The Court told the government it could consider itself on notice of the petitioners’ objections and move forward with getting separate contraceptive coverage to the petitioners’ employees, through the accommodation process, but without the self-certification form. How the government will change the accommodation process, and whether it will satisfy the petitioners, are open questions. The case could end up back at the Supreme Court if the petitioners won’t compromise and one of the lower courts rules for them again. But for prospective patients, the main takeaway is that the Court ruled the government can move forward now with requiring petitioners’ insurers to provide the coverage that the petitioners won’t.

So—if your plan isn’t grandfathered, and you don’t work for a church or an organization that has sued the government, your insurance should be covering birth control without a co-payment. (If your plan is grandfathered and your employer makes a change to that plan, then those formerly grandfathered plans would be subject to the same contraceptive coverage requirements.) If you do work for one of the nonprofit petitioners, the government should be making contraceptive coverage available even before the litigation is resolved. And in some cases, employees of the petitioners already have coverage. Notre Dame, for example, initially accepted the accommodation before being pressured by off-campus contraception opponents to sue, so its insurer is currently providing Notre Dame students and employees coverage.

Don’t despair about the Supreme Court’s gutting access to contraception. Assume that you have coverage.
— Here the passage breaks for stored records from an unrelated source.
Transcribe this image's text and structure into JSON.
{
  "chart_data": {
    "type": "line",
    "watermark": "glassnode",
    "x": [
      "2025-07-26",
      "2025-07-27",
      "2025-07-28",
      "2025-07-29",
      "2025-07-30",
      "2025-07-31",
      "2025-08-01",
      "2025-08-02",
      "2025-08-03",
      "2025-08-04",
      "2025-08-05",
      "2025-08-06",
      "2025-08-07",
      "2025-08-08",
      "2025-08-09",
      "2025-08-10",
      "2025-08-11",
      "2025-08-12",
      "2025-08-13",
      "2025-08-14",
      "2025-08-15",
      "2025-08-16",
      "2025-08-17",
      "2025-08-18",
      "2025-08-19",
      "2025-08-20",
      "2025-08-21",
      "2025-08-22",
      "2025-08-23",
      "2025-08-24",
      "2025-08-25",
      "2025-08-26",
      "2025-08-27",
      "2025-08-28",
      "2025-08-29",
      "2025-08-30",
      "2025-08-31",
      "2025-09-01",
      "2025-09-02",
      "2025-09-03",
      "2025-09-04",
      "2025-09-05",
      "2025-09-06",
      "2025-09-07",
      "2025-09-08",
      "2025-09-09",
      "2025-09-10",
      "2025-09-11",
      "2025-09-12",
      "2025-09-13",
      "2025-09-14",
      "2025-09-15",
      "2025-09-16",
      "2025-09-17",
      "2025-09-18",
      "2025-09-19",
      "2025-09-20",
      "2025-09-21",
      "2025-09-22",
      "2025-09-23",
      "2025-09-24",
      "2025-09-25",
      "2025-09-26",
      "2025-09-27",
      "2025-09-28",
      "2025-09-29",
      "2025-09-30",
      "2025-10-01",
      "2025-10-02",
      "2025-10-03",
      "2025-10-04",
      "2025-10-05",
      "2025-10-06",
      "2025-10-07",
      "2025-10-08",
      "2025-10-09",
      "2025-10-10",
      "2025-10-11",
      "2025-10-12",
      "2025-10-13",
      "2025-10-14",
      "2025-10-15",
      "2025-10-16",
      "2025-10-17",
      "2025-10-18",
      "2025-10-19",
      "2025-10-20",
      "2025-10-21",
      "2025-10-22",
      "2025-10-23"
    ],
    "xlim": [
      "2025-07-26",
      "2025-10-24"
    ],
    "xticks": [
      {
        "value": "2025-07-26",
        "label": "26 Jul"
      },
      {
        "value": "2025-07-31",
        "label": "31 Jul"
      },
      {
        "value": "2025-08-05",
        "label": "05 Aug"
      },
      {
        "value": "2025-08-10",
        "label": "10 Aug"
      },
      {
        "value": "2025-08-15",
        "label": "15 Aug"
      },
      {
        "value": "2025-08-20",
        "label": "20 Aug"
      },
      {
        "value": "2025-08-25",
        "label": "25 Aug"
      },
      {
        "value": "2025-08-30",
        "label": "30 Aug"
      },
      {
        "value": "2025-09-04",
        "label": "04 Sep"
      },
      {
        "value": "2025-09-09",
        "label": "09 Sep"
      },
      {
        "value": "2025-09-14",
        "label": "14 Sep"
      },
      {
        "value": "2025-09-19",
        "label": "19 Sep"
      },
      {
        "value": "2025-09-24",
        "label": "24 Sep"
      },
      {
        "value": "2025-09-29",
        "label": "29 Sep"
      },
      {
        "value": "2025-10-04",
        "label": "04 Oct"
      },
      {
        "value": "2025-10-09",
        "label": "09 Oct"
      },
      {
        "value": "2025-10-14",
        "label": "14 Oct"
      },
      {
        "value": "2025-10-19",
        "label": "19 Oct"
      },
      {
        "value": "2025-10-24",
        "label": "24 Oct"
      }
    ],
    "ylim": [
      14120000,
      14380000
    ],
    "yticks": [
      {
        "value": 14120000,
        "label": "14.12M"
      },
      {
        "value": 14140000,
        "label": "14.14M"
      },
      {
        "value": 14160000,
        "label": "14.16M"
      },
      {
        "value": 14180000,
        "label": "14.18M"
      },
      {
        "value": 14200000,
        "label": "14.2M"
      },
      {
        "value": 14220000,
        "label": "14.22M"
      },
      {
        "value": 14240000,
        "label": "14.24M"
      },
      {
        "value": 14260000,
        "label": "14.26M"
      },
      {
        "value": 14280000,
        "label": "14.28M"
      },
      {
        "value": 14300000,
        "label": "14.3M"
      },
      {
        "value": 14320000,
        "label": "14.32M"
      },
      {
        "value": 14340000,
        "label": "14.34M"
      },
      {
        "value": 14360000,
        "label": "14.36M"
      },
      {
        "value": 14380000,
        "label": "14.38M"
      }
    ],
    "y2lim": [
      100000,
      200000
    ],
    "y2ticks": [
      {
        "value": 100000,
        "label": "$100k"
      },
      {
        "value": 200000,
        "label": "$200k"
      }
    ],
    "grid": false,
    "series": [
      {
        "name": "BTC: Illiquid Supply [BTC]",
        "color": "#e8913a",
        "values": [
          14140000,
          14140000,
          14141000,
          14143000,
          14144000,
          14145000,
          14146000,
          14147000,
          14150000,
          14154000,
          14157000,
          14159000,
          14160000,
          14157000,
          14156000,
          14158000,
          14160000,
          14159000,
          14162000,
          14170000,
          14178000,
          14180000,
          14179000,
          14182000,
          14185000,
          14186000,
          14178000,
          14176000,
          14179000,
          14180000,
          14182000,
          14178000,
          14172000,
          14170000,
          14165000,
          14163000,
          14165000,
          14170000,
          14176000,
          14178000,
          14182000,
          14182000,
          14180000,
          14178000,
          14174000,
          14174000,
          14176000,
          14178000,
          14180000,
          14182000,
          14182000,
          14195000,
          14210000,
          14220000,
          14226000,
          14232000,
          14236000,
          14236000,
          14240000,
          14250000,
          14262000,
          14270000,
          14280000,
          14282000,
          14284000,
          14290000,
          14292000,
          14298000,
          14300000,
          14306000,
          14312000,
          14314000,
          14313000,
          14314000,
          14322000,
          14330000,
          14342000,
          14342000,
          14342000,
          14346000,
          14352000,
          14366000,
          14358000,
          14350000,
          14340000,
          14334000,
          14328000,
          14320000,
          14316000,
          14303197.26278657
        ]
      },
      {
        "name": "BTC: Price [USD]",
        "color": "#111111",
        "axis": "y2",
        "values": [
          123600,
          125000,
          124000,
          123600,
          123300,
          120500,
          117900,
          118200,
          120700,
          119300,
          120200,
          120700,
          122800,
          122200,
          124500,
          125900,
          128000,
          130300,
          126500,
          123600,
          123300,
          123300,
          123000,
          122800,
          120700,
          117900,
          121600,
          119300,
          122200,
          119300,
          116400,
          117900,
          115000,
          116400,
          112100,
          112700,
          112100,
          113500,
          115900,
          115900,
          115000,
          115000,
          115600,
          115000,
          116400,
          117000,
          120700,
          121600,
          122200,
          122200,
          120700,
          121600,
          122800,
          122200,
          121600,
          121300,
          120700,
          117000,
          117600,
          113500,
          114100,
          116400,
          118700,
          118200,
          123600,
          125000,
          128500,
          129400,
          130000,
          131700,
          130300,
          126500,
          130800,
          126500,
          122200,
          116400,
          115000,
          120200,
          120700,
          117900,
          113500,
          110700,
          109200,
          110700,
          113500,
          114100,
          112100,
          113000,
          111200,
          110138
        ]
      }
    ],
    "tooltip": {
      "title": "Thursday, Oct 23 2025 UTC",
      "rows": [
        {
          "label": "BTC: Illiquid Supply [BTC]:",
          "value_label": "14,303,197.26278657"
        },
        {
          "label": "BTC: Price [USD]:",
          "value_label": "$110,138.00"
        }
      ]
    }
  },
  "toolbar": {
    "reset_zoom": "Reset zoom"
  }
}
The National Women’s Law Center has great resources here for finding out if your plan is required to cover contraception and how to address it with your insurance plan if it isn’t in compliance, and a hotline to call if you need help. The fact that equitable coverage of women’s health care is the new status quo is a very big deal that can be lost in the news about the unprecedented litigation campaign to block access to birth control and attacks on Obamacare more generally. Seriously, tell your friends.